I'm working with human samples and I'm trying to identify novel lncRNAs from tumor samples of Prostate cancer. I'm using reference based transcriptome assembly with stringtie
. I have seen that stringtie also has De novo
mode. But I'm wondering because stringtie is still using the reference genome sequence to guide the transcript assembly, it's just not using the reference annotation.
Is it really a denovo assembly? In this tutorial De novo transcriptome reconstruction with RNA-Seq Check the paragraph De novo transcript reconstruction
they mention like below:
"Now that we have mapped our reads to the mouse genome with HISAT, we want to determine transcript structures that are represented by the aligned reads. This is called de novo transcriptome reconstruction"
1) De novo is basically without reference genome right? why stringtie says denovo mode and using genome for alignment?

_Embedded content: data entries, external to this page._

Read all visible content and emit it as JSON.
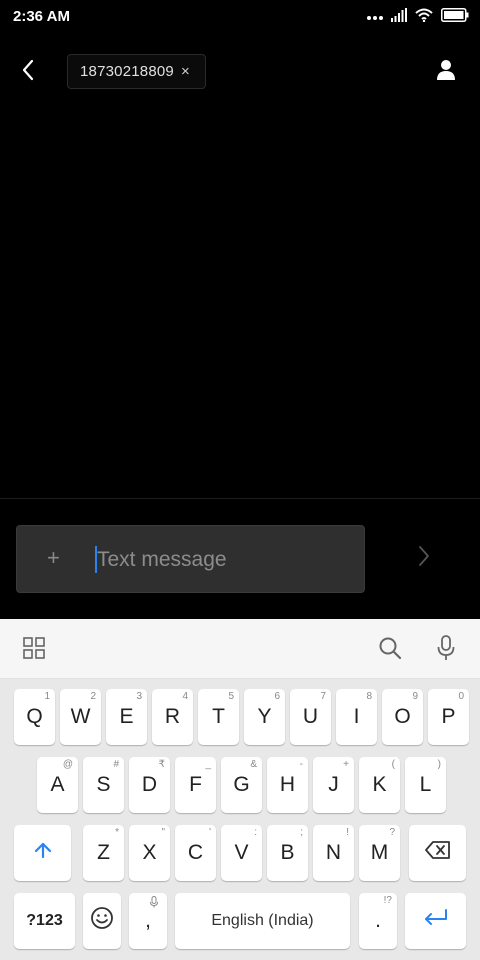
{
  "status_bar": {
    "time": "2:36 AM",
    "icons": [
      "more-dots-icon",
      "signal-icon",
      "wifi-icon",
      "battery-icon"
    ]
  },
  "header": {
    "recipient": "18730218809",
    "remove_symbol": "×"
  },
  "compose": {
    "placeholder": "Text message",
    "attach_symbol": "+"
  },
  "keyboard": {
    "row1": [
      {
        "label": "Q",
        "hint": "1"
      },
      {
        "label": "W",
        "hint": "2"
      },
      {
        "label": "E",
        "hint": "3"
      },
      {
        "label": "R",
        "hint": "4"
      },
      {
        "label": "T",
        "hint": "5"
      },
      {
        "label": "Y",
        "hint": "6"
      },
      {
        "label": "U",
        "hint": "7"
      },
      {
        "label": "I",
        "hint": "8"
      },
      {
        "label": "O",
        "hint": "9"
      },
      {
        "label": "P",
        "hint": "0"
      }
    ],
    "row2": [
      {
        "label": "A",
        "hint": "@"
      },
      {
        "label": "S",
        "hint": "#"
      },
      {
        "label": "D",
        "hint": "₹"
      },
      {
        "label": "F",
        "hint": "_"
      },
      {
        "label": "G",
        "hint": "&"
      },
      {
        "label": "H",
        "hint": "-"
      },
      {
        "label": "J",
        "hint": "+"
      },
      {
        "label": "K",
        "hint": "("
      },
      {
        "label": "L",
        "hint": ")"
      }
    ],
    "row3": [
      {
        "label": "Z",
        "hint": "*"
      },
      {
        "label": "X",
        "hint": "\""
      },
      {
        "label": "C",
        "hint": "'"
      },
      {
        "label": "V",
        "hint": ":"
      },
      {
        "label": "B",
        "hint": ";"
      },
      {
        "label": "N",
        "hint": "!"
      },
      {
        "label": "M",
        "hint": "?"
      }
    ],
    "symbols_label": "?123",
    "comma": ",",
    "space_label": "English (India)",
    "period": ".",
    "period_hint": "!?"
  },
  "colors": {
    "accent": "#2a83f0",
    "keyboard_bg": "#e8e8e8",
    "key_bg": "#ffffff"
  }
}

2) I would like to know whether identifying novel lncRNAs using reference based assembly is best or denovo assembly? [working on human samples for which reference annotation and reference genome is present]. Which is better and why?
I don't know stringtie so I can't really answer your question.
As a suggestion, one good approach is to use Trinity to denovo assembly your transcriptome. Later you can align the FASTA file containing transcripts against the full transcriptome annotation that can be found in gencode. All nonmatch transcripts are potentially new lncRNA. These should be further investigated to determine the authenticity of such new transcripts.